Together for Short Lives
Call the Helpline 0808 8088 100

Second primary brain tumors following cranial irradiation for pediatric solid brain tumors

Journal title
Child's nervous system : ChNS : official journal of the International Society for Pediatric Neurosurgery
Publication year
2013
Author(s)
You, S. H.; Lyu, C. J.; Kim, D. S.; Suh, C. O.
Pages
1865-70
Volume
29
Number
10

PURPOSE: We describe our institution’s experience with seven patients who developed second brain tumors following cranial irradiation.
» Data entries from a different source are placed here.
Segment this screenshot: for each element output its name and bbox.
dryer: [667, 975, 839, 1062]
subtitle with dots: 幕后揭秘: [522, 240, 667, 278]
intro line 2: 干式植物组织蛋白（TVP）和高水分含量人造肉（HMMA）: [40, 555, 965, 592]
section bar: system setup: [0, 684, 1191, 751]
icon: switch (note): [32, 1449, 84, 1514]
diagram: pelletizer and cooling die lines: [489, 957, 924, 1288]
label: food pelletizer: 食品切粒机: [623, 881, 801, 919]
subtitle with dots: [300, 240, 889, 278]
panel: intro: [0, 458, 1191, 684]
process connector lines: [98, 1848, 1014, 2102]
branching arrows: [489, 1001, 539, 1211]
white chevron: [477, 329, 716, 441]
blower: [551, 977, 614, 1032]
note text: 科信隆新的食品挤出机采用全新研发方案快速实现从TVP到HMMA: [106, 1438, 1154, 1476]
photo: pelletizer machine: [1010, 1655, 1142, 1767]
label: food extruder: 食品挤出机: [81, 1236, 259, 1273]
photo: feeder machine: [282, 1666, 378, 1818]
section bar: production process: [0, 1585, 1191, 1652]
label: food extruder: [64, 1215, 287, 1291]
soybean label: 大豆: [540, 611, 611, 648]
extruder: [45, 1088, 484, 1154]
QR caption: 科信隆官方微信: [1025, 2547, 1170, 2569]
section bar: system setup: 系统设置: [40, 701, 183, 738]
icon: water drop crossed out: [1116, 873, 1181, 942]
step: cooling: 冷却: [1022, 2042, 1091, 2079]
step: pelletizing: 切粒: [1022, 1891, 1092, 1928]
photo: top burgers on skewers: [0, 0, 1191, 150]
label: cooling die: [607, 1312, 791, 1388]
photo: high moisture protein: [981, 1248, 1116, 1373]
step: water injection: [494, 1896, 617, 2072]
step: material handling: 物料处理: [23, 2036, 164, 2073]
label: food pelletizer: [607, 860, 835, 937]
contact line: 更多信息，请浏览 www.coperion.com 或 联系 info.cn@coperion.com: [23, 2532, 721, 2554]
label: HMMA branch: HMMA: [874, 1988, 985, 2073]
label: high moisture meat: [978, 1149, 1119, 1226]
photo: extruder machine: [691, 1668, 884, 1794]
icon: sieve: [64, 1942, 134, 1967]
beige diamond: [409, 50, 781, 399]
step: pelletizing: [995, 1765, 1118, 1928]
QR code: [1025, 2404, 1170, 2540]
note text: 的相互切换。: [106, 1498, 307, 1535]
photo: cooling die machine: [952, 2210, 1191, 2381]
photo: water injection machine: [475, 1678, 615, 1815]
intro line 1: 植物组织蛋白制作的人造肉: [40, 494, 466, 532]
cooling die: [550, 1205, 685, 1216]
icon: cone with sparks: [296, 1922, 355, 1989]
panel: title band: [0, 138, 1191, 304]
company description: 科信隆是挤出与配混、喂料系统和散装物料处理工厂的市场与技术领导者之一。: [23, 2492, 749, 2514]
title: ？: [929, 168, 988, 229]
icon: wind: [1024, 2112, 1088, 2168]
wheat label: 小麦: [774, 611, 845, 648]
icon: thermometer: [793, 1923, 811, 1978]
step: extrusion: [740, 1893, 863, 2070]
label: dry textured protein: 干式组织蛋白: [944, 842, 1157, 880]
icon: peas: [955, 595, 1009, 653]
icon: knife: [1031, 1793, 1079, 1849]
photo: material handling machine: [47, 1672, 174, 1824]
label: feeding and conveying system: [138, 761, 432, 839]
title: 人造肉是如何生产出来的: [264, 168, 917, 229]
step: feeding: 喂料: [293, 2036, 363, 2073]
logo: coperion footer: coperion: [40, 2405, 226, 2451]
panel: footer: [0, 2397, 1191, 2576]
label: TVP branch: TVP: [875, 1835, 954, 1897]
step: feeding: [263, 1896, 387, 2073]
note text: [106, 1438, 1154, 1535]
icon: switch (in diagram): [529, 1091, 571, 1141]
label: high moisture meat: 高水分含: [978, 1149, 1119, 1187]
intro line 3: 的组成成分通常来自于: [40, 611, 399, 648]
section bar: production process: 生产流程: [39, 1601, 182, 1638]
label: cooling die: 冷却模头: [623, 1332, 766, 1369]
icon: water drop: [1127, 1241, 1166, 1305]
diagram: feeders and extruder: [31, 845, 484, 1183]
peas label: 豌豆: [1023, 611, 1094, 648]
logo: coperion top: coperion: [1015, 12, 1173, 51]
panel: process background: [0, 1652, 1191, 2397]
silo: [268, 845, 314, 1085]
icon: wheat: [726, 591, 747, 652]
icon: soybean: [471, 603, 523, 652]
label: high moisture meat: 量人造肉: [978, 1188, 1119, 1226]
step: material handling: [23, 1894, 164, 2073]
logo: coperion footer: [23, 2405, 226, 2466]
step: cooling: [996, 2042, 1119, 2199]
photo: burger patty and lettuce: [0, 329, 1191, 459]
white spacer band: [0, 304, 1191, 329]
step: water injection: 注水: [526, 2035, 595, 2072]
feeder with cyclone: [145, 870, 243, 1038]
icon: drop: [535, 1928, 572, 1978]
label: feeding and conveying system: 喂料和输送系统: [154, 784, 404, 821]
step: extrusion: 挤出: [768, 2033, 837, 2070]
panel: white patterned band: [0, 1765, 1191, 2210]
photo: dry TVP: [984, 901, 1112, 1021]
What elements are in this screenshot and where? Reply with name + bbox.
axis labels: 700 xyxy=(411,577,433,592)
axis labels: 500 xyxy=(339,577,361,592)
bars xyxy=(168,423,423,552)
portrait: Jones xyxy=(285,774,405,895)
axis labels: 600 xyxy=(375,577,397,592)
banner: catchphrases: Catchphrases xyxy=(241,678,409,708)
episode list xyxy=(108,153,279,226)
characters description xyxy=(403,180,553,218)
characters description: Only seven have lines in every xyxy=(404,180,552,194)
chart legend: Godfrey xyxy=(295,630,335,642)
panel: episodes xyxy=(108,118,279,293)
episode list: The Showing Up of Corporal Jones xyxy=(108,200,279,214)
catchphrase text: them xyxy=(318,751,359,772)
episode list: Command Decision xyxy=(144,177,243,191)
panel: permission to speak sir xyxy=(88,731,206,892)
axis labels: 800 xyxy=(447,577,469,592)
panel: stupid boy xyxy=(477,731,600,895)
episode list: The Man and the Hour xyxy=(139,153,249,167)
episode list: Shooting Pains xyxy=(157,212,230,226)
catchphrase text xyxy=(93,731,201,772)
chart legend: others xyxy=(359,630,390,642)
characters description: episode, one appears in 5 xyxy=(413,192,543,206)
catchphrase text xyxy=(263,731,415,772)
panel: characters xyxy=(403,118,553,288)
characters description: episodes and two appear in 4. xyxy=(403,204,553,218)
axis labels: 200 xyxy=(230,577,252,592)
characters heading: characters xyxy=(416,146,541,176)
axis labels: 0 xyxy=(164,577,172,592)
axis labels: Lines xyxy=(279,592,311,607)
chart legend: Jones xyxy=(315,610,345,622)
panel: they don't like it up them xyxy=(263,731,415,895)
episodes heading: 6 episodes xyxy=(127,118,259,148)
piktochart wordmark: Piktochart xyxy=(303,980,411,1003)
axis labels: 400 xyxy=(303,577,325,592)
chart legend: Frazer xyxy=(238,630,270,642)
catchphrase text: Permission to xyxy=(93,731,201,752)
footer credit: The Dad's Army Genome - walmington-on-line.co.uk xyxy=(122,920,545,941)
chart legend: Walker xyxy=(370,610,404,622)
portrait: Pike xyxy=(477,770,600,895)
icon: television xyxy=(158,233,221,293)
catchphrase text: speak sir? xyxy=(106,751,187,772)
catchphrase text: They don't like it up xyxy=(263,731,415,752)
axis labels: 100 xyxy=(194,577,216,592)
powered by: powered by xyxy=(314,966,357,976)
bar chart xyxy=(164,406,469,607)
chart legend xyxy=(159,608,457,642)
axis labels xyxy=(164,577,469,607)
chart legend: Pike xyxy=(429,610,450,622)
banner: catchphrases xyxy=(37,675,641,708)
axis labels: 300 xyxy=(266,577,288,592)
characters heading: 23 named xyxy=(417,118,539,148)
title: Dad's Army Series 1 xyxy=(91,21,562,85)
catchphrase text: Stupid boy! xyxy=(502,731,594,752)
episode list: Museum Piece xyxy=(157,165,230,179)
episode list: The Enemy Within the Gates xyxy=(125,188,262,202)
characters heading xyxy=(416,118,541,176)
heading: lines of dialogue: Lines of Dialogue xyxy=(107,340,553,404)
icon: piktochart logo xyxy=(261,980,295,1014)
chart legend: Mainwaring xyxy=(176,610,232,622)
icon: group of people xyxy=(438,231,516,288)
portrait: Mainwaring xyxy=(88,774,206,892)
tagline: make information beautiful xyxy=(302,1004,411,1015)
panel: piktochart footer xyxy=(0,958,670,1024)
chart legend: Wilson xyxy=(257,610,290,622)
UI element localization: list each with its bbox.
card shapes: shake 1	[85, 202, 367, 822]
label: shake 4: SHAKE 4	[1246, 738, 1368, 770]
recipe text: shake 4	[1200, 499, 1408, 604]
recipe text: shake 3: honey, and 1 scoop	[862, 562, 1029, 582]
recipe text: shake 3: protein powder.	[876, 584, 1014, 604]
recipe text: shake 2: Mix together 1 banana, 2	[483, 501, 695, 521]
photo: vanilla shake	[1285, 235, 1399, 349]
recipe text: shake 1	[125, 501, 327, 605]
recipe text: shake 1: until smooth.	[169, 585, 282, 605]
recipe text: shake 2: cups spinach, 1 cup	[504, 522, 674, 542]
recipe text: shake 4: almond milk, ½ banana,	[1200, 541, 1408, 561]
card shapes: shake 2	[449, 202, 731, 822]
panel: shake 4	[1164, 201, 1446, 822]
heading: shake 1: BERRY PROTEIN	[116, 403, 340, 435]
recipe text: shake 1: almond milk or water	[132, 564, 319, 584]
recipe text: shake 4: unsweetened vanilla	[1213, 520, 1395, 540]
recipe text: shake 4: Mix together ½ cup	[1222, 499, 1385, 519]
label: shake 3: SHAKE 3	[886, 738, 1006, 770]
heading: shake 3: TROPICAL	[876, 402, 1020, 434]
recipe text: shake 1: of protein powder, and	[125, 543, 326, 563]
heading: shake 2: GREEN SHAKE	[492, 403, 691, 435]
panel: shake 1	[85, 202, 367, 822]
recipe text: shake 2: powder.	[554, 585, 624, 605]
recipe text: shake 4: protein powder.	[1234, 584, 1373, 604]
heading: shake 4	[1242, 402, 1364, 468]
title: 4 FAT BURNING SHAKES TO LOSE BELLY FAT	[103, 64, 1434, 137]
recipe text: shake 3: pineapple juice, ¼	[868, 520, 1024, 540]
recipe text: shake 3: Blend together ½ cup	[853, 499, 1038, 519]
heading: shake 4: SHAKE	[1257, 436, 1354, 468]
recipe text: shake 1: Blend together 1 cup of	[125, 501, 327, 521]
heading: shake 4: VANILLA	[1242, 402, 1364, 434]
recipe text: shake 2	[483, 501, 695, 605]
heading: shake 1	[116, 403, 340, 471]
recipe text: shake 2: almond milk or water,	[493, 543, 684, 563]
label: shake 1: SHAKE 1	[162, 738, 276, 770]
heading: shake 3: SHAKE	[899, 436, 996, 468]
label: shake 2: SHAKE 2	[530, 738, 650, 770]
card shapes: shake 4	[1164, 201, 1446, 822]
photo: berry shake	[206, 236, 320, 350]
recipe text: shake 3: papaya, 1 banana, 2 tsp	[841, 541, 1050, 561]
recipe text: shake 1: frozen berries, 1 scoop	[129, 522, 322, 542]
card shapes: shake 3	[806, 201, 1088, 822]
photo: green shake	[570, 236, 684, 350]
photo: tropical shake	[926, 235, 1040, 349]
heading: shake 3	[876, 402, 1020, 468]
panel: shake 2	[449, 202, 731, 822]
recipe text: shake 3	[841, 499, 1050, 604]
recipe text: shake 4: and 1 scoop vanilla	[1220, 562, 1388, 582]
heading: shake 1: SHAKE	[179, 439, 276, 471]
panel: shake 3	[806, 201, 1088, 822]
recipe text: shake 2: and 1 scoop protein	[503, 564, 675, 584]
METHODS: The median age at first irradiation was 8 years (range, 3-20 years). Initial diagnoses were two cases of germinoma, one non-germinomatous germ cell tumor (NGGCT), three cases of medulloblastoma, and one pineal gland tumor (pathology undetermined). All patients received craniospinal irradiation followed by local boost and the median dose to the initial tumor area was 54.0 Gy (range, 49.8-60.6 Gy). Four patients (two medulloblastomas, one germinoma, and one NGGCT) received chemotherapy. RESULTS: Second brain tumors were diagnosed a median of 114 months (range, 64-203) after initial radiation. Pathologic diagnoses were one glioblastoma, two cases of anaplastic astrocytoma, one medulloblastoma, one low-grade glioma, one high-grade glial tumor, and one atypical meningioma. Five patients underwent surgical resection with subsequent radiotherapy. One anaplastic astrocytoma patient received chemotherapy only following stereotactic biopsy. The meningioma patient was alive 32 months after total resection and radiosurgery for subsequent recurrences. Six patients died within 18 months and most deaths were due to disease progression. CONCLUSIONS: Most patients diagnosed with second brain tumors had received high-dose, large-volume radiotherapy with chemotherapy at a young age. Further studies are required to determine the relationship between radiotherapy/chemotherapy and the development of secondary brain tumors.